Estas consequências verificam-se, em primeiro lugar, em nós próprios: torna-se mais difícil dizer que não ao pecado no futuro, o mal continua a tentar-nos, continuamos a fazer o mal que não queremos e a cair sempre nos mesmos pecados. Qualquer um de nós pode admitir que não basta uma confissão para acabar com o pecado. Por outro lado, há consequências nas relações com os outros, que ficam muitas vezes feridas: mesmo após o perdão, pode ser difícil voltar a confiar em alguém que nos traiu, por exemplo. 

Pela carta de 11 de fevereiro de 2022, o Papa Francisco confiou a preparação do Ano Jubilar de 2025, sob o lema “Peregrinos de Esperança”, ao Presidente do Pontifício Conselho para a Promoção da Nova Evangelização, o Arcebispo D. Rino Fisichella. Nela determinou ainda que o ano de 2024 fosse dedicado «a uma grande “sinfonia” de oração». Foto: ©iubilaeum2025.va

“A misericórdia de Deus, porém, é mais forte também do que isso” (Misericordiae Vultus, 22). É aqui que entra a indulgência. A indulgência é a misericórdia de Deus que atinge o homem pecador e liberta-o plenamente de qualquer resíduo das consequências do pecado. É a plenitude do perdão levado até às últimas consequências. É devolver a brancura original da veste do batismo, voltar àquele estado de graça.

A indulgência é uma graça que Deus nos dá, mas não é um rito mágico. A Igreja pede-nos que cumpramos alguns requisitos, precisamente porque não é algo automático, mas algo que exige que façamos a nossa parte, há uma parte de esforço, como numa fisioterapia pós-operatória. Exige que nos abramos a esta graça de Deus, que nos quer curar profundamente, através de alguns “exercícios” espirituais: sacramento da comunhão e reconciliação (união com Cristo), oração pelas intenções do Papa (união com a Igreja) e fazendo uma peregrinação ou cumprindo obras de misericórdia e penitência (cf. Normas da Penitenciaria Apostólica sobre a concessão da indulgência durante o Jubileu ordinário do ano 2025, 13.5.2024).
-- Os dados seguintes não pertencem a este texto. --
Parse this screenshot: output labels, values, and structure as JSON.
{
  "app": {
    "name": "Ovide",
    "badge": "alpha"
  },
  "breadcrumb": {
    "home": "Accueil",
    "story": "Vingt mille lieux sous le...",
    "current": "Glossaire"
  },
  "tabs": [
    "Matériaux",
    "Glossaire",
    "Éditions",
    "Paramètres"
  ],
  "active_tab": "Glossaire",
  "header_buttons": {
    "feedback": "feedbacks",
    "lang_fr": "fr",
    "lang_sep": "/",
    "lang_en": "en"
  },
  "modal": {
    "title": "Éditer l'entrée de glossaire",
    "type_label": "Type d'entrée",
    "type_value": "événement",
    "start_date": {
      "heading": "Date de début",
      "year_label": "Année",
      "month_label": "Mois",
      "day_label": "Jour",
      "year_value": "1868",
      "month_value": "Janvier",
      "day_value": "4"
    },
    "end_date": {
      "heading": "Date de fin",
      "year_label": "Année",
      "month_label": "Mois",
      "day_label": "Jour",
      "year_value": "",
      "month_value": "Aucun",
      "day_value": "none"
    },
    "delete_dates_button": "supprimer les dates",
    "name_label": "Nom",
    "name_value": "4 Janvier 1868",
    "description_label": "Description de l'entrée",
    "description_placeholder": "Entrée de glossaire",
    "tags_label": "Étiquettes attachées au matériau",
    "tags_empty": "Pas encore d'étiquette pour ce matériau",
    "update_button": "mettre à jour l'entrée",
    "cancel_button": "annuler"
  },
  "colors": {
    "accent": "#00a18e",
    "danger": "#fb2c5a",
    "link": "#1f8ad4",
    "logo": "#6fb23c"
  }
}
Que grande sinal de esperança nos é dado pela Santa Igreja! Saber que a misericórdia de Deus pode tocar aquilo onde eu não chego, pode chegar às profundezas do nosso coração e curar aquilo que parece incurável. Só a graça do Senhor Jesus o pode fazer. Ele é, de facto, “a nossa indulgência”, como afirmava São Paulo VI (cf. Spes non confudit, 23). Só Ele nos pode curar, através da sua Igreja, sacramento universal de salvação.

Que o Jubileu de 2025 seja, verdadeiramente, uma “intensa experiência de graça e de esperança” (Spes non confudit, 6). Preparemo-nos intensificando a vida espiritual, como pediu o Santo Padre, dedicando este Ano de 2024 à oração. É o Espírito Santo que reza em nós e fortalece a nossa fé para descobrirmos os milagres quotidianos da esperança, a força da presença de Deus que permite avançar na vida. Vivamos este tempo de preparação com a Virgem Santa Maria, Mãe de toda a esperança, aquela que foi inabalável na fé, firme e fiel ao sim da primeira hora, mesmo na hora escura do Calvário e, portanto, nos convida a, como Ela, “esperar contra toda a esperança” (Rm 4,18). Ela, a mais afetuosa das mães, nunca abandona os seus filhos (cf. Spes non confudit, 24), é a estrela que brilha nas dificuldades da vida. Ela intercede por nós, para que “transbordemos de esperança, pela força do Espírito Santo” (cf. Rm 15, 13).

Publicado na edição impressa de julho de 2024.